Как ты ей попу нарастил такую выпуклую? Она из половинок шарика для пинг-понга сделана?

– Нет! Натуральная краска! Слой за слоем долго накладывал. Этой женщины на картине сначала не было. Я ее потом подрисовал.

Зачем?

– Просто так.

Много на картинах Никаса женщин с кошачьими головами. Это неспроста.

– Барон Бениксен – мой клиент и приятель – как-то в Лондоне пересказал мне книгу французского писателя «Женщина-кошка».

Изучая своих жен и любовниц, тот открыл, что женщина есть кошка. По повадкам, по движению… И позже я, когда поехал на Восток, сам убедился, что женщина является животным…

А ты бы согласился жить с женщиной-кошкой?

– Да даже с бо?льшим удовольствием, чем если бы голова у нее была человечьей!

А я бы нет: у меня аллергия на кошачью шерсть. Голова, она хоть и маленькая, но все равно линяет. Я бы чихал на такую женщину, и у меня бы текли сопли беспрестанно из-за нее.

Женщины Сафронову вообще удаются на славу. Вот, например, еще студентом он познакомился с одной красивой девушкой, у которой был строгий папа.
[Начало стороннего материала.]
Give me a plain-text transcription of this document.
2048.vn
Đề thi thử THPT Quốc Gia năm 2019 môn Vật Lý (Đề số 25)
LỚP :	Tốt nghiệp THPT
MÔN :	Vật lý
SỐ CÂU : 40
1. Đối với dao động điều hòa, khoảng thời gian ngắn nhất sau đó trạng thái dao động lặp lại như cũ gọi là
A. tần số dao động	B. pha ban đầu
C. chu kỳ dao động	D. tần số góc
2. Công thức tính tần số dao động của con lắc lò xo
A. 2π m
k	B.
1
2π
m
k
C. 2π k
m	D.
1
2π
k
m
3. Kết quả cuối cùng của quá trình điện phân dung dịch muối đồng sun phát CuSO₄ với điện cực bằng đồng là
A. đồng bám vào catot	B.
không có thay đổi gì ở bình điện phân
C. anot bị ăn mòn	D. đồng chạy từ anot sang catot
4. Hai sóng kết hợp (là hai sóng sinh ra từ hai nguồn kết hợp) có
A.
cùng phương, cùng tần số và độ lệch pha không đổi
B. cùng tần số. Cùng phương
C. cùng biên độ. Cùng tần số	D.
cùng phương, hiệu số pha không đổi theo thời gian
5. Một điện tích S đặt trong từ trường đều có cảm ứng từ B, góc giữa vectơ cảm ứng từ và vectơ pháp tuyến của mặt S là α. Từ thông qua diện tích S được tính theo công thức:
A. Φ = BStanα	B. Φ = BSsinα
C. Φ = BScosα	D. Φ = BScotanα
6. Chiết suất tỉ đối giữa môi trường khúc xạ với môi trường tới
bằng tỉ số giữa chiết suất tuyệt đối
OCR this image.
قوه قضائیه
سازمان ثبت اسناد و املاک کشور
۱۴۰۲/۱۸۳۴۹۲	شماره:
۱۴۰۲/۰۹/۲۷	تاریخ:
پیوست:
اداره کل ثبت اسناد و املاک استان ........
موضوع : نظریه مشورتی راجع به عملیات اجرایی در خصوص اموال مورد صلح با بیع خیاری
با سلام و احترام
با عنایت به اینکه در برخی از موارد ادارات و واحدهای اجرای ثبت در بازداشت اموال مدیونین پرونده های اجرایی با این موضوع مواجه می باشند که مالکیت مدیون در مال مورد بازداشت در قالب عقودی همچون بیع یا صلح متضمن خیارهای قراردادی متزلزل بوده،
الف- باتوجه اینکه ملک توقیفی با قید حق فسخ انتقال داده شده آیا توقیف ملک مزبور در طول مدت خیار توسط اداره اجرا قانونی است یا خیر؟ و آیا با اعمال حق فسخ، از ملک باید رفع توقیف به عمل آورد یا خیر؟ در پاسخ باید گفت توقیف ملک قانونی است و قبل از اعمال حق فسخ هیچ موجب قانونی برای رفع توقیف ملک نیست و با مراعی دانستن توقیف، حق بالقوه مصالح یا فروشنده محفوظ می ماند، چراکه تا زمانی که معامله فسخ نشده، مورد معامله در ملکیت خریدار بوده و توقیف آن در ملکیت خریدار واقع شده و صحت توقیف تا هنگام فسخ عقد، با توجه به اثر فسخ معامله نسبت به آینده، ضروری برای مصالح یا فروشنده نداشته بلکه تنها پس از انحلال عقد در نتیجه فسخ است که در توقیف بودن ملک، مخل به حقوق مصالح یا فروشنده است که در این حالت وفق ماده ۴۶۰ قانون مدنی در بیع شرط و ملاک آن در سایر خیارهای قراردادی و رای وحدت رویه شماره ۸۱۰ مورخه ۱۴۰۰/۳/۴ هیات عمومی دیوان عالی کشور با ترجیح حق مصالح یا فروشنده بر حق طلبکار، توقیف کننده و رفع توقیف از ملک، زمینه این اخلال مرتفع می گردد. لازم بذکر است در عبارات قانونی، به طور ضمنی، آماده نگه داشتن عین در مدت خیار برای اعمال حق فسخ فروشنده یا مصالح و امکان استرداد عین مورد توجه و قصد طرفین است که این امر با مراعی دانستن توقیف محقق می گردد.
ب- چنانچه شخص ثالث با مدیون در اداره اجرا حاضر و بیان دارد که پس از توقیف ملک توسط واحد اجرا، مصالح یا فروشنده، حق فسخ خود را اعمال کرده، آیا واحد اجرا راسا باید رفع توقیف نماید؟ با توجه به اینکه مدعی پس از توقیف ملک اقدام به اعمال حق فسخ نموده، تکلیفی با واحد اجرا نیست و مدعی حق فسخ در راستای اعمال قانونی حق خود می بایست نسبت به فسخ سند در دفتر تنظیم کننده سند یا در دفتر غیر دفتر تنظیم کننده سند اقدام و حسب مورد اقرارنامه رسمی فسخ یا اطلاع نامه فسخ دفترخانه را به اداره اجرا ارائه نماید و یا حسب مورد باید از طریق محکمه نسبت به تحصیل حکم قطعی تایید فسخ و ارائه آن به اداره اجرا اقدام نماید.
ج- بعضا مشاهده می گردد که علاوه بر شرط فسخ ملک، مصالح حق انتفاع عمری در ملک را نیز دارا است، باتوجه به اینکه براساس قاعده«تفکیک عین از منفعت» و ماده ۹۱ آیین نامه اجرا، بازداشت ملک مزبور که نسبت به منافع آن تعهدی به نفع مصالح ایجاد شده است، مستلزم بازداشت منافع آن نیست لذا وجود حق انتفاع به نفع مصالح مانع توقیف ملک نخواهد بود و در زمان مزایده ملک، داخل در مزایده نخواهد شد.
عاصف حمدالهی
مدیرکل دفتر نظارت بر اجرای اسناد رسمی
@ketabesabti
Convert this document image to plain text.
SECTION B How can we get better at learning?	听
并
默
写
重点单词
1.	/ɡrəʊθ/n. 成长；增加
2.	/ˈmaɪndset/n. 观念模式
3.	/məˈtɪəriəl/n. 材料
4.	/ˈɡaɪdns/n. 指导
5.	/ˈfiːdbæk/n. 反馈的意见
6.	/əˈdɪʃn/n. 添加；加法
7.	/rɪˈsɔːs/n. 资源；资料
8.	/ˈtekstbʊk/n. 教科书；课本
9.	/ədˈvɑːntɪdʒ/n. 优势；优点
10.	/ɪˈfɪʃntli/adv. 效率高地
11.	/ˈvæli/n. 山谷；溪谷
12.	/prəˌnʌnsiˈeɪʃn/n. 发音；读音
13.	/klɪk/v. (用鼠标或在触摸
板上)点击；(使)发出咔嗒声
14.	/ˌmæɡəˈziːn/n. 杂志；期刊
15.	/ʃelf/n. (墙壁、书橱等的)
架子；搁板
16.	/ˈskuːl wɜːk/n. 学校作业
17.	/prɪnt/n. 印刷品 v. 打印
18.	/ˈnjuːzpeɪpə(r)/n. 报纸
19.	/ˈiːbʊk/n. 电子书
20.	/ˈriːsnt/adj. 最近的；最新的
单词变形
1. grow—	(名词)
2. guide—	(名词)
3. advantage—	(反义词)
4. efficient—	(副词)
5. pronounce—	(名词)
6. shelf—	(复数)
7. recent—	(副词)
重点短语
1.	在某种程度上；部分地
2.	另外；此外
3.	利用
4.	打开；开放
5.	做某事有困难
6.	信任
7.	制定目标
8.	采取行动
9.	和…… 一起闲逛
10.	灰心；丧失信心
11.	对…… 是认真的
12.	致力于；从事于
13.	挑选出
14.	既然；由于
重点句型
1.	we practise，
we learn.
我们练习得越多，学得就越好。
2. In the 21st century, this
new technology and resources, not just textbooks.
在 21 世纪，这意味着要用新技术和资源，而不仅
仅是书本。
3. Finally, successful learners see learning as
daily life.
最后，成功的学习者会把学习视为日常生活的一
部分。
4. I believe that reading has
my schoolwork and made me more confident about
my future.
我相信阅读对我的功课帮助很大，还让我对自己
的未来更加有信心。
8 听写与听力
И Никас попросил у отца лица? его дочери. (Нарисовать ее портрет, для непонятливых поясняю.) Папа у дочери был не простой, он привел молодого Никаса домой, и там Никас увидел целую кучу девушкиных портретов, написанных именитыми художниками того времени. «Похоже?» – спросил папа. «Нет», – честно ответил Никас. «Ну вот, – сказал папа. – Академики именитые и то не умеют рисовать. Где уж вам, студенту!..»

– А я когда вечером стал вспоминать ее лицо, – раскрывает тайны мастерства Сафронов, – то понял, что художники пытаются нарисовать ее уши, рот, а глаза не могут нарисовать, поэтому и непохоже получается. Глаза же основа портрета. И я понял, что у нее что-то происходит с глазами. У нее глаза прыгают! И я нарисовал ее с четырьмя глазами! И она сразу стала узнаваемой!

И что сказал строгий папа?

– Они обиделись страшно! Психанули просто… На противоположной от «Четырехглазой» стенке висит портрет чернявого дядьки.

– Это Анзори. Наследник… ну, условный, конечно… покойного Отара Квантришвили, – спокойно пояснил Сафронов. – Наместник его. Квантришвили ушел, а этот взял бразды правления. Как же его фамилия-то?.. Ну неважно, все равно он сейчас поменял фамилию с грузинской на русскую… Анзори, кстати, не понравилось, что на портрете у него плечи узкие получились. Он даже разделся, чтобы показать мне, насколько он плечист.

А почему портрет висит у тебя, а не у него?

– Ну, это вопрос денег…

Ладно, не будем об интимном, не сошлись, так не сошлись… А Михалкова портрет почему здесь висит, а не у Михалкова? Да еще Михалков какой-то наполовину каменный…

– Это история необычная… В 1998 году к юбилею Алиева я написал его портрет и поехал вручать. А в то время в Баку был кинофестиваль, на котором присутствовал мой друг Пьер Ришар. Он обожает мое творчество, сам сказал. Он даже специально задержался на день в Баку, чтобы дождаться меня, – так хотел получить мой альбом, который я пообещал ему подарить…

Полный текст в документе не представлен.